Equinix says that by purchasing the Verizon data center assets it will have a larger portfolio to address the enterprise market's migration to the cloud.
One of the immediate benefits of the deal is greater reach.
By acquiring the Verizon assets, Equinix also expands footprint into three new markets and gains new interconnection opportunities into Latin America through the NAP of the Americas site.
Equinix told investors during the Barclays Global Technology, Media, and Telecom event that it has an opportunity to “reignite growth across the asset portfolio.”
Now that it has just announced the Verizon data center asset acquisition, the question is will the company make other deals in the future?
In the near-term, Equinix will have its hands full with integrating the Telecity assets and completing the Verizon acquisition.

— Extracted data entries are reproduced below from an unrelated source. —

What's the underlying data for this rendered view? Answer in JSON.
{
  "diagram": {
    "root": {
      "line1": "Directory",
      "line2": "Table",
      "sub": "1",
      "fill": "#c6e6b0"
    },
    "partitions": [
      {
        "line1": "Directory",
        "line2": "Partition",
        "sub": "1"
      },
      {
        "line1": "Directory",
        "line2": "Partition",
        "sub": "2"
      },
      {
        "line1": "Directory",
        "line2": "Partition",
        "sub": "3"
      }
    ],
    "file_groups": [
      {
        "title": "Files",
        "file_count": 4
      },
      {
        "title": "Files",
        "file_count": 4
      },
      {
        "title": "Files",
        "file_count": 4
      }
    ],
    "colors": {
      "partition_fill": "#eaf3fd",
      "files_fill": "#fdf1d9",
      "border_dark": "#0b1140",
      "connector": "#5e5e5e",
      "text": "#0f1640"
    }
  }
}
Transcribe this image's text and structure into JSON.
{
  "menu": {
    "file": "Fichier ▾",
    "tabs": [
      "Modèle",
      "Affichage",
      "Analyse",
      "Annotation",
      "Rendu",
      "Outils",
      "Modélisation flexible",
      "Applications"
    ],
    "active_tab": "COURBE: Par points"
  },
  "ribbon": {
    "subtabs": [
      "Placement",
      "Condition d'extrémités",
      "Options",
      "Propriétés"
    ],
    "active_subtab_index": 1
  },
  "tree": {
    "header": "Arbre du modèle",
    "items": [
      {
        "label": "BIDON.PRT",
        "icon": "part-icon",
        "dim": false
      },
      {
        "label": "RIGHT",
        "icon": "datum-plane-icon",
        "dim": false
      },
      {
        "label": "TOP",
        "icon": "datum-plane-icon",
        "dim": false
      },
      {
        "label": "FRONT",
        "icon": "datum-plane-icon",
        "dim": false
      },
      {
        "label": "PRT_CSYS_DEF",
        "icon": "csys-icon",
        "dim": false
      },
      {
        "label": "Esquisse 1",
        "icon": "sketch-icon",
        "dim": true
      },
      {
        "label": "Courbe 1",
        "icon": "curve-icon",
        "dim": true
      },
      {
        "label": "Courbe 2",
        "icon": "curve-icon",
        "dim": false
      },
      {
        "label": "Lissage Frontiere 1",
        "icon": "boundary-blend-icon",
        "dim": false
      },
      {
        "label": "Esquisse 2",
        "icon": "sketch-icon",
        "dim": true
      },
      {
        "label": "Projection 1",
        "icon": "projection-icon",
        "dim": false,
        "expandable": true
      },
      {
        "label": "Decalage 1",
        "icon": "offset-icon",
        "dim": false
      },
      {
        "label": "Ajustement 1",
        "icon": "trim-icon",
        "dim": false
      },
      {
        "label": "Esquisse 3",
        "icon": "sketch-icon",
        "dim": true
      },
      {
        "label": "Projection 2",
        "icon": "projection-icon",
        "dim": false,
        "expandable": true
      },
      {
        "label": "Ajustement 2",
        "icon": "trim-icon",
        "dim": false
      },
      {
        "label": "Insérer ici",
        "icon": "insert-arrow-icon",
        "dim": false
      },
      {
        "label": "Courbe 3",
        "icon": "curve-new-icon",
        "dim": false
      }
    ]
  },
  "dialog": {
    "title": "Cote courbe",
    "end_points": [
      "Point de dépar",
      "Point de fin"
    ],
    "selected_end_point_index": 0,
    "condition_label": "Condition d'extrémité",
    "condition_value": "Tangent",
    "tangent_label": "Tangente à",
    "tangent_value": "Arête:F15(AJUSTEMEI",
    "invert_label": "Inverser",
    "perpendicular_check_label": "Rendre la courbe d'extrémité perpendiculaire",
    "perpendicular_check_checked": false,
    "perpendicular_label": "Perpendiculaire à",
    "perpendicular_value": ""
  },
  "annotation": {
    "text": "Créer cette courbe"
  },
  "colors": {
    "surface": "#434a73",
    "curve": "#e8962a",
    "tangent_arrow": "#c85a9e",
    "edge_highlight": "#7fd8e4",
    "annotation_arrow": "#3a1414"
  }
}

However, Keith Taylor, CFO of Equinix, said that consolidation in the data center industry is inevitable.
“I think there’s going to be continued consolidation in our segment,” Taylor said. “We are very disciplined in our approach.”
Equinix said that in considering other deals it would have to consider four factors: geography, interconnection capabilities, accretive, and the price.
“Anything we look at has to meet those criteria, and if it does we’ll take a serious look at it,” Taylor said.
The data center provider has been an acquisitive company in recent years, signaling ongoing consolidation of the data center market segment.
In all, the Verizon deal is Equinix’s thirteenth acquisition.
Besides buying Verizon’s data centers, Equinix purchased Telecity in 2015 for $3.6 billion, beating out rival Interxion.
As a condition of that deal, Equinix sold eight European data center assets to Digital Realty for $874 million, fulfilling a mandate by the European Commission to gain approval of its Telecity Group acquisition.